Producers have a responsibility to fight illegal trade in their products, in full cooperation with relevant government authorities. A lawsuit against R.J. Reynolds and its affiliated entities for civil claims arising out of conduct related to contraband cigarettes is currently pending before the United States District Court – Eastern District of New York. The European Commission has always made it clear that it would like to see legally binding agreements negotiated with other international tobacco companies and is always prepared to have discussions with producers who are willing to improve ways to combat illegal trade in their product and associated criminal activity, such as money laundering.
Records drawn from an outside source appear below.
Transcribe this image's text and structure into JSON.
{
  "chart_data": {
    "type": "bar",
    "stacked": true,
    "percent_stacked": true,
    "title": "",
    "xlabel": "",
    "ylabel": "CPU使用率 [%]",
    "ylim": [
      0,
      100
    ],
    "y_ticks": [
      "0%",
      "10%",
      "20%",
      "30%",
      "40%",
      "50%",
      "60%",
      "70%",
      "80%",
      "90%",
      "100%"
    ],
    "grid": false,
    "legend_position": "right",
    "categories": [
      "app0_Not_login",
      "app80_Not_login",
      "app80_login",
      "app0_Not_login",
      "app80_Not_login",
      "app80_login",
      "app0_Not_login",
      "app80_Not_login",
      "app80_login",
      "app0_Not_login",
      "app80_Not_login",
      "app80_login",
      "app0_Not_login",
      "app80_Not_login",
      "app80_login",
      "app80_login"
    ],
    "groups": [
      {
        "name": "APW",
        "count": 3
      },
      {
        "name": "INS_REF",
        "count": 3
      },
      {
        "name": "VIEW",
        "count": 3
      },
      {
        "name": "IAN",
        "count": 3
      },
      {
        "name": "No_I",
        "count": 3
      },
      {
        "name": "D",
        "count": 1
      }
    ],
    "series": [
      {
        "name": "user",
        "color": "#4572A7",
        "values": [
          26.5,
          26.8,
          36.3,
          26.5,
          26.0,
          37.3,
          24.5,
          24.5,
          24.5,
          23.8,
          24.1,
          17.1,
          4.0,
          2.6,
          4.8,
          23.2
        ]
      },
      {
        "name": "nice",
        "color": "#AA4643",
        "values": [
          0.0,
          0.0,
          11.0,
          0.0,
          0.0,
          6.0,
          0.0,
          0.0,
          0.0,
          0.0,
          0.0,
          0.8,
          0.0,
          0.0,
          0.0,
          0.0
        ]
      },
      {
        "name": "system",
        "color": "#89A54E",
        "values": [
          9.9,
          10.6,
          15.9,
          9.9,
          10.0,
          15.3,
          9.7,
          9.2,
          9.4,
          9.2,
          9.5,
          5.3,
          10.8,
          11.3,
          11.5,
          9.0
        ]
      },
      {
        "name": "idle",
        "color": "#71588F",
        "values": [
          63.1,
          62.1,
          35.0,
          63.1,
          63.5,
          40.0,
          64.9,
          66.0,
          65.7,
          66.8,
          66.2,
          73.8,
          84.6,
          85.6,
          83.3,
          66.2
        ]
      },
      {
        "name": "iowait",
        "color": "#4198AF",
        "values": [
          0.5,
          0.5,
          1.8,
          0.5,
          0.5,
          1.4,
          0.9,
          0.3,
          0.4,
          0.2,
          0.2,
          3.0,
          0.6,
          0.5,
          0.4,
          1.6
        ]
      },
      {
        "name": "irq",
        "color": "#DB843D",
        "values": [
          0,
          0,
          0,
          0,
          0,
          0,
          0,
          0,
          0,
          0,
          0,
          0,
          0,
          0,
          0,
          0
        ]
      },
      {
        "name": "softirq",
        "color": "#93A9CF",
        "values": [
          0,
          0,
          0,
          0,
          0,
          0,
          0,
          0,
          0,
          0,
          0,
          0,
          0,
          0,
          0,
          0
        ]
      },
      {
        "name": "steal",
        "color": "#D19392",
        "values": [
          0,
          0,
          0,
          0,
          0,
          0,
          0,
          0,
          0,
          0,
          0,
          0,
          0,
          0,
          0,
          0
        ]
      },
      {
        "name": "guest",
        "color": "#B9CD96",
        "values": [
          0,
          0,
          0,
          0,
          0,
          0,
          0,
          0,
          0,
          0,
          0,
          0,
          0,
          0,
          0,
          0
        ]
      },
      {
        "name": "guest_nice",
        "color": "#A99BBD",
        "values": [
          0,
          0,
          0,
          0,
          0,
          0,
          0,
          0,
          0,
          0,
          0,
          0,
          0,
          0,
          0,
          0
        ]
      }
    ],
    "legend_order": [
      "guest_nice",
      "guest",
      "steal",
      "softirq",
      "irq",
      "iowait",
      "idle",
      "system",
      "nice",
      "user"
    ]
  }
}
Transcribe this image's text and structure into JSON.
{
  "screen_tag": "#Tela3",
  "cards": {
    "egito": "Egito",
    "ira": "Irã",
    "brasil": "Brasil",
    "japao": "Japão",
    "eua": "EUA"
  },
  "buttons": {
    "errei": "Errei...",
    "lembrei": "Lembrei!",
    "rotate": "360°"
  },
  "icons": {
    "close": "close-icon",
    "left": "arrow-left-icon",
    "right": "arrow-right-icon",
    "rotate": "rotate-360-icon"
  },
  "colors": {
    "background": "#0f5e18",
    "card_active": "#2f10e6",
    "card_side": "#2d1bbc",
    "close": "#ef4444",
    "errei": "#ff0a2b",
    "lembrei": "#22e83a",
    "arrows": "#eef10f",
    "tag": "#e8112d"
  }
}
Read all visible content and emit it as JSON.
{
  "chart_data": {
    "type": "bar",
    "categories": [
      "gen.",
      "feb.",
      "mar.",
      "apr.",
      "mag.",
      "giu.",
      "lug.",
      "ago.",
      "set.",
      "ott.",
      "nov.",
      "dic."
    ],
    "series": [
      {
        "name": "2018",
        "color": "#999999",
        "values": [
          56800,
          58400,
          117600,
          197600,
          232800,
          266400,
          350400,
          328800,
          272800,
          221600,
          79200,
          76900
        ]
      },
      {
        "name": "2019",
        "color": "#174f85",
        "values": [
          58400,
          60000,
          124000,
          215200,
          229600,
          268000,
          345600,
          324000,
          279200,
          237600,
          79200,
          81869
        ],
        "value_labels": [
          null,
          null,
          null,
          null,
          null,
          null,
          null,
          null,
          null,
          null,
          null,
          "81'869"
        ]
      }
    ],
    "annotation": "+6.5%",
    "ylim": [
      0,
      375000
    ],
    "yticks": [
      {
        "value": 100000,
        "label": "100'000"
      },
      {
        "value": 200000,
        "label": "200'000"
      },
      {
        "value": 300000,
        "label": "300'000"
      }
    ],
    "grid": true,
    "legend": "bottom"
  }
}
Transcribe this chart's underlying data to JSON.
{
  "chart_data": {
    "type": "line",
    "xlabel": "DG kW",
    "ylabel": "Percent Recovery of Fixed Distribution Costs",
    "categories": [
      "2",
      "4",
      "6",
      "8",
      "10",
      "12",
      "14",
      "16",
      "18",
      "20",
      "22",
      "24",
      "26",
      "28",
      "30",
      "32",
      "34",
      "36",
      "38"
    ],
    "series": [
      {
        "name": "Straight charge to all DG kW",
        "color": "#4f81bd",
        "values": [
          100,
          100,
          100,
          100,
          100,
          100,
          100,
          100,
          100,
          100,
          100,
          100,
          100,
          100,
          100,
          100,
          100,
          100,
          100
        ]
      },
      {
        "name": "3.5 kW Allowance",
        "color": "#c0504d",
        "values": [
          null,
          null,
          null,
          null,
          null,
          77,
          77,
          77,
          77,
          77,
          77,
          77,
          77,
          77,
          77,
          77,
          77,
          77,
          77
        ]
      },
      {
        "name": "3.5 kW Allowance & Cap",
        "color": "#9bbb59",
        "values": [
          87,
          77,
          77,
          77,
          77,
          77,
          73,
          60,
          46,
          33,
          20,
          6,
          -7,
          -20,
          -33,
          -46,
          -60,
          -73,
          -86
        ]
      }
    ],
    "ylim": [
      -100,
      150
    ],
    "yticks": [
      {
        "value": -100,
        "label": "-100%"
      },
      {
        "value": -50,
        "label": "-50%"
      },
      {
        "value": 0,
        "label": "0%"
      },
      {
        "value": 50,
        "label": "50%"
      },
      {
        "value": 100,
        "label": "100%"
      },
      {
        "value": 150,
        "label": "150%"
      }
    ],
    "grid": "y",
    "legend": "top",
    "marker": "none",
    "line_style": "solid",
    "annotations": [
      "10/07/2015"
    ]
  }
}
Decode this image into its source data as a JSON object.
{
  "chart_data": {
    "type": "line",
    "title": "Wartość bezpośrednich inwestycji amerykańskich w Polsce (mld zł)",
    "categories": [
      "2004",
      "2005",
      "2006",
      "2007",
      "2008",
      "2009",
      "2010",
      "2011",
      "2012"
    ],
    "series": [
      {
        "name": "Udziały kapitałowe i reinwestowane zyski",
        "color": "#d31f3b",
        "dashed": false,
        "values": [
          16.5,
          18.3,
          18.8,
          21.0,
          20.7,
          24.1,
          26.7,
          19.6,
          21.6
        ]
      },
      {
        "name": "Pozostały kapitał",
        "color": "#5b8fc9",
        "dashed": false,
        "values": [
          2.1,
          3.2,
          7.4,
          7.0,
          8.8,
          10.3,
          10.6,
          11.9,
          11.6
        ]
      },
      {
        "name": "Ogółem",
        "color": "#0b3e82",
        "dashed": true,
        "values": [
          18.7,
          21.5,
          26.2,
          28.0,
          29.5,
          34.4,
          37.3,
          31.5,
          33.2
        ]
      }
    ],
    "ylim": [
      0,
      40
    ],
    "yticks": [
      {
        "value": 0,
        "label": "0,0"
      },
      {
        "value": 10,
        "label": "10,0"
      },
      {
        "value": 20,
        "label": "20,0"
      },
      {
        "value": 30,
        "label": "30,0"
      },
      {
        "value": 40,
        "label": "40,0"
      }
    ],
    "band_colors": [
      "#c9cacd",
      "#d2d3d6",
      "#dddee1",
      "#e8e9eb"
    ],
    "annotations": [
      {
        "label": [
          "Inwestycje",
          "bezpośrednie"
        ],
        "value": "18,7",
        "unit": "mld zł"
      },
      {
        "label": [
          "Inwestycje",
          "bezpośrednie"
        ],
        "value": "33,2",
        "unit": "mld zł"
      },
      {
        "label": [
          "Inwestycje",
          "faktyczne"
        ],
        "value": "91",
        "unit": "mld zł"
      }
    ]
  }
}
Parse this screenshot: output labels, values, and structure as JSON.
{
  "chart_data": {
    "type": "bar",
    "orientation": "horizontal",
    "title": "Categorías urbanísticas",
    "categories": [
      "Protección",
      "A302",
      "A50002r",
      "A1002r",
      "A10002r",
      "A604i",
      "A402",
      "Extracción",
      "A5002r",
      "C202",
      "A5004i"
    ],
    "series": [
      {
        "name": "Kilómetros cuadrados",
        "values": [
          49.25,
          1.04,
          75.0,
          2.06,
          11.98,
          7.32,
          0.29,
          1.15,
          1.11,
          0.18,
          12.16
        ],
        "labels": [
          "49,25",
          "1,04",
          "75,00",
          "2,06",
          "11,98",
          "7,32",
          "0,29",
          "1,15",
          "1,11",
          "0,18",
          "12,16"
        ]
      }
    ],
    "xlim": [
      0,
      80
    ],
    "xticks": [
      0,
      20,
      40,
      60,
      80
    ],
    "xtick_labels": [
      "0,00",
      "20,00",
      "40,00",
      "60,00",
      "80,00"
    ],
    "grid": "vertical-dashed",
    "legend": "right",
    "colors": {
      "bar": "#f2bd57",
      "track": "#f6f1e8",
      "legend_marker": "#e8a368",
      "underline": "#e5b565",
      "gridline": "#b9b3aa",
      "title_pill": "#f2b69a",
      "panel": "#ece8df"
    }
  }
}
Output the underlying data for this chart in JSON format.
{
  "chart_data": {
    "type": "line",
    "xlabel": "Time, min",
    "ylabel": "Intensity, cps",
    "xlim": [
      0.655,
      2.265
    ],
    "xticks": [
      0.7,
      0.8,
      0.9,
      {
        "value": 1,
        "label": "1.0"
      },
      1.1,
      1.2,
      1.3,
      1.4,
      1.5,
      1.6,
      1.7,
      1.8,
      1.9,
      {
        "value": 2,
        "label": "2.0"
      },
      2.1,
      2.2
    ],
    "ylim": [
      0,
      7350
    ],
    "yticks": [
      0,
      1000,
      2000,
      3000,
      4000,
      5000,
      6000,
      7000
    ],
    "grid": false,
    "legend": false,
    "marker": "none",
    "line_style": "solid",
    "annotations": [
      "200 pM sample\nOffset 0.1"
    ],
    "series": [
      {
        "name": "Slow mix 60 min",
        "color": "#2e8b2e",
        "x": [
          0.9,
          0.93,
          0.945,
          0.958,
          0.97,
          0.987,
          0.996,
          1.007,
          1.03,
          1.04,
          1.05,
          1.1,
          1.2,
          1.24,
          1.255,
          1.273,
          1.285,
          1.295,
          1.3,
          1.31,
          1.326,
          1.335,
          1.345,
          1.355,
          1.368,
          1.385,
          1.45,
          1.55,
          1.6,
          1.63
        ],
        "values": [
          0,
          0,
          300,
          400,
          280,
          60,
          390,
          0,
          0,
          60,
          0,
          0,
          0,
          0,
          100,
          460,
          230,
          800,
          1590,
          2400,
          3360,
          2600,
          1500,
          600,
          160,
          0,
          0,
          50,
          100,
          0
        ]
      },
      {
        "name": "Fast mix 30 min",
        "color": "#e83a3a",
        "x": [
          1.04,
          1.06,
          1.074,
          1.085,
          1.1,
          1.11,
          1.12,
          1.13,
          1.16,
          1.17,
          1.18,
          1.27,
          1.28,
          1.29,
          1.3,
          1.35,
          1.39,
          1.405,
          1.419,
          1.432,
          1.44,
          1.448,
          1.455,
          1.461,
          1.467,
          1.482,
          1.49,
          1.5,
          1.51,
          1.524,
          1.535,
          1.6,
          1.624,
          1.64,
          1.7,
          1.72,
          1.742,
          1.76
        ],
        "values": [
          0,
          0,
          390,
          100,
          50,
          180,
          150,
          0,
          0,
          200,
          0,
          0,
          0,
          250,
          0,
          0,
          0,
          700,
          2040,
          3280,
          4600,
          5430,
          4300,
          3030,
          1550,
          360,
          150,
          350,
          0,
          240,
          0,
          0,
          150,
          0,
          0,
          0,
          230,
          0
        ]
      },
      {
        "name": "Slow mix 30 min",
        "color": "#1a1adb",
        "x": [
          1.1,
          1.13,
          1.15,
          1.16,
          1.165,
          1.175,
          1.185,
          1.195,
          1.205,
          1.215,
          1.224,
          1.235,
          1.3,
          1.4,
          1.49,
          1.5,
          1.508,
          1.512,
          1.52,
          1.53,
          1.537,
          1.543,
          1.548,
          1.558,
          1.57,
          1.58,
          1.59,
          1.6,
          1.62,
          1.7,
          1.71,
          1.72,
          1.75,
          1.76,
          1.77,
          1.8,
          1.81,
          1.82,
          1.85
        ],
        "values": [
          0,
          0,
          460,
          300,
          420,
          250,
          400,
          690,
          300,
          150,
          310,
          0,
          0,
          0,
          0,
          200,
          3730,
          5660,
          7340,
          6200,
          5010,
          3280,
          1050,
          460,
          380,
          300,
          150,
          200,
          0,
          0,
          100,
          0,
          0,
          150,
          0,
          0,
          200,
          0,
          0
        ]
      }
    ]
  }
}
Further details of the two existing agreements can be found on the OLAF website:
2007 agreement: http://ec.europa.eu/anti_fraud/budget/cig_smug/2007_en.html
2004 agreement: http://ec.europa.eu/anti_fraud/budget/cig_smug/2004_en.html
 Belgium, Finland, France, Germany, Greece, Italy, Luxembourg, Netherlands, Portugal, and Spain.
 Austria, Cyprus, Czech Republic, Denmark, Estonia, Hungary, Ireland, Latvia, Lithuania, Malta, Poland, Slovakia, Slovenia, and Sweden signed the PMI agreement on 6 June, 2006. Bulgaria and Romania became parties of the agreement after their accession to the European Union.
 Austria, Belgium, Bulgaria, Czech Republic, Cyprus, Denmark, Estonia, Finland, France, Germany, Greece, Hungary, Ireland, Italy, Latvia, Lithuania, Luxembourg, Malta, Netherlands, Poland, Portugal, Romania, Slovakia, Slovenia, Sweden, and Spain.